La poesia seguente è opera di Sergio Corazzini, giovanissimo poeta morto di tisi il 18 giugno 1907, all’età di venti anni. Tipografia abbandonata è uno spassionato connubio tra luogo-visitatore-emozione. L’autore entra in un luogo oscuro, ed è soggetto a quegli interrogativi che spesso anche noi esploratori ci chiediamo. Si aggira nella tipografia abbandonata nel luminoso pulviscolo generato dalla bellezza del sole che penetra in un luogo così angusto e vivo grazie ai ragni che ne occupano lo spazio. Ma non solo. Le lettere del tipografo sono quegli oggetti-tramite che tessono un dialogo tra il poeta e la tipografia stessa: raccontano della loro vita e del loro mestiere, e nello stesso tempo usano la sensibile mente di Corazzini per farsi ricordare al lettore, che leggendo questa poesia, troverà certamente significati dalle palpitanti emozioni.
La tipografia abbandonata
'Quale mano pietosa
Quale mano operosa,
Lo spiraglio breve, aprì?
Non lo so.

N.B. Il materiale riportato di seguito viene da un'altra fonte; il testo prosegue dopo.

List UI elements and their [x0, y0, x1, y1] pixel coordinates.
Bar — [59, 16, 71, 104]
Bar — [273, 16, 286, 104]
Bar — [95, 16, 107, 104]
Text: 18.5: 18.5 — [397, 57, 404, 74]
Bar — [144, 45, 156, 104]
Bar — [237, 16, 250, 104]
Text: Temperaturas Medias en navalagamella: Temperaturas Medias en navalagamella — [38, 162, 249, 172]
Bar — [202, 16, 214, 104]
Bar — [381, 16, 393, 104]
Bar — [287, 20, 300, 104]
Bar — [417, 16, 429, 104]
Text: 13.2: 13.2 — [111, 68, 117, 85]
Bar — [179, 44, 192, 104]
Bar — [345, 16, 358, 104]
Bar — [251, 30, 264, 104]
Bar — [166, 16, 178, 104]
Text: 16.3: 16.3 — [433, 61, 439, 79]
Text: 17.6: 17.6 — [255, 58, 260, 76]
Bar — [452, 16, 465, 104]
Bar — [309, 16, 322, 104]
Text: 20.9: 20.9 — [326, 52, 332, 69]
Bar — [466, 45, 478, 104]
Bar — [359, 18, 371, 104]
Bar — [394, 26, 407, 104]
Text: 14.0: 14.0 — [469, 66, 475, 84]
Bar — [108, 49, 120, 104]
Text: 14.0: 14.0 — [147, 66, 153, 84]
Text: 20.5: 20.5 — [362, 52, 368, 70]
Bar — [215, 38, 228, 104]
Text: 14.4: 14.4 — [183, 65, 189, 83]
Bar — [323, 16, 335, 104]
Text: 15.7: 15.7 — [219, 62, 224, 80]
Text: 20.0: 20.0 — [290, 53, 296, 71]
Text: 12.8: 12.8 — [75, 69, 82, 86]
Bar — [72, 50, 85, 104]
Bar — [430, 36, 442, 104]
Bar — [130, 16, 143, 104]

Entrò il sole:
Una festa di pulviscoli
D’oro, e i caratteri morti,
Che composero parole
E che fecero piangere
I deboli ed i forti,
E che fecero ridere
Tante bocche di rosa,
I caratteri tutti illuminò.
De la sua luce meravigliosa.
Le lettere fremettero
Alla improvvisa gioia,
E nel silenzio della lunga camera
Ove i placidi ragni,
Artefici sottili di sottili
Trame ogni dì morivano di noia; ove era nata,
Su tanti oggetti umili;
Polvere immensa, come se il suggello
Suo ci volesse all’opra abbandonata
Da umani che fatica rese vili,
Nel silenzio le lettere si unirono,
Composero parole, versi, canti
Interi per quel sole tanto bello
E tanto buono, per quel sole che i pianti
D’una lunga tristezza, avea asciugato
Col suo raggio divino
Col suo raggio infuocato.
…
E le trame di seta infransero
E si sperse nell’aria la polvere…
O sole!
Dicevano le parole,
i versi e i pianti: O pio sole,
Anche noi siamo amate da te.
Tu ci vieni a trovare
Vieni ad illuminare
Con la tua dolce luce
Noi povere sorelle…
Oh quante volte, nelle
Mani degli uomini vivi
Abbiamo composto la morte!
E i pianti, e le angosce, e il dolore
Che infrange il cuore,
E le lagrime a rivi,
E il riso folle dei felici…
Noi, così fredde, abbiamo
Composto più di un bacio appassionato;
Così piccine abbiamo
Più di un immenso amore rovinato
Quando ci dividevamo
Poi che l’ultimo bacio era stampato…
…
Oh, ma tu fuggi, o sole!
Ritornerai domani?
O ci abbandono come già li umani
Ci abbandonarono?...
Dicon le cose: è sera,
Dicon le stelle: è notte|
E solitaria e nera
Torna la stanza, a frotte
Tornano i ragni nelle tele loro,
Torna a regnar la polvere
Là dove un giorno vi regnò il lavoro.'
da Marforio 19 marzo 1903
Nella fotografia il sole penetra nella fabbrica polverosa. Adesso come allora.